Renting from Rogue Landlords is Not a Choice for Many Tenants
But judging by recent research from housing charity Shelter, private tenants don’t really have a choice when it comes to renting from rogue landlords. In the last year, 17,000 renters called Shelter’s hotline for advice on landlord harassment. Issues included verbal abuse, threatening behaviour, having utilities cut off and even burning of personal belongings.
These stories are unsurprising, as many people that have rented privately have had difficult relationships with their landlords.
Although the number of landlords harassing tenants is small, it is not insignificant. Renters can often have no choice in who they rent from, as competition for rental property is strong.
Additionally, the relationship is often weighted in the landlord’s favour; just a small disagreement can lead to the landlord evicting the tenant, and with them potentially a family or housemates.

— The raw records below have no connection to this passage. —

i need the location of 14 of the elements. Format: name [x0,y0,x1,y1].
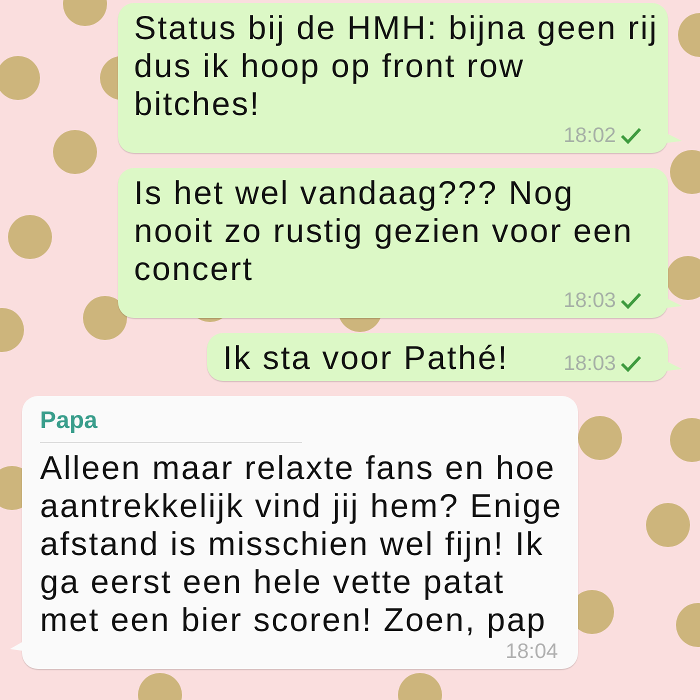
message-text: Ik sta voor Pathé! [223,339,509,377]
message-text: Alleen maar relaxte fans en hoe aantrekkelijk vind jij hem? Enige afstand is misschien wel fijn! Ik ga eerst een hele vette patat met een bier scoren! Zoen, pap [40,449,564,639]
wallpaper-dot [578,416,622,460]
message-text: Status bij de HMH: bijna geen rij dus ik hoop op front row bitches! [134,9,660,123]
wallpaper-dot [53,130,97,174]
wallpaper-dot [8,215,52,259]
message-time: 18:03 [563,351,616,377]
message-time: 18:03 [563,288,616,314]
wallpaper-dot [646,503,690,547]
message-time: 18:02 [563,123,616,149]
message-text: Is het wel vandaag??? Nog nooit zo rustig gezien voor een concert [134,174,634,288]
wallpaper-dot [83,296,127,340]
sender-name: Papa [40,406,98,436]
message-time: 18:04 [505,639,558,665]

These revenge evictions can strike hard; imagine being told you have just five days to find a new place to live, with the person kicking you out owning the rights to the property and with it, much more capital than you.
Many argue that tenants can leave their home when their contract ends and move around freely, but this freedom is only accessible if you can raise a deposit and afford a similar home in the area. Many renters don’t.
When beds in sheds stories enter the news, homeowners may ask: Why do people choose to live like this? What they may not realise is that renters often don’t have a choice.
Tenants rarely feel equal to their landlord. Renters are fighting for accommodation due to the housing shortage, and while they compete, landlords will take advantage.
It appears that the only solution is to create a healthier relationship between landlords and tenants, and a means of this may be to increase tenants’ rights. If renting is not skewed by threatening landlords, tenants may feel they actually have a choice.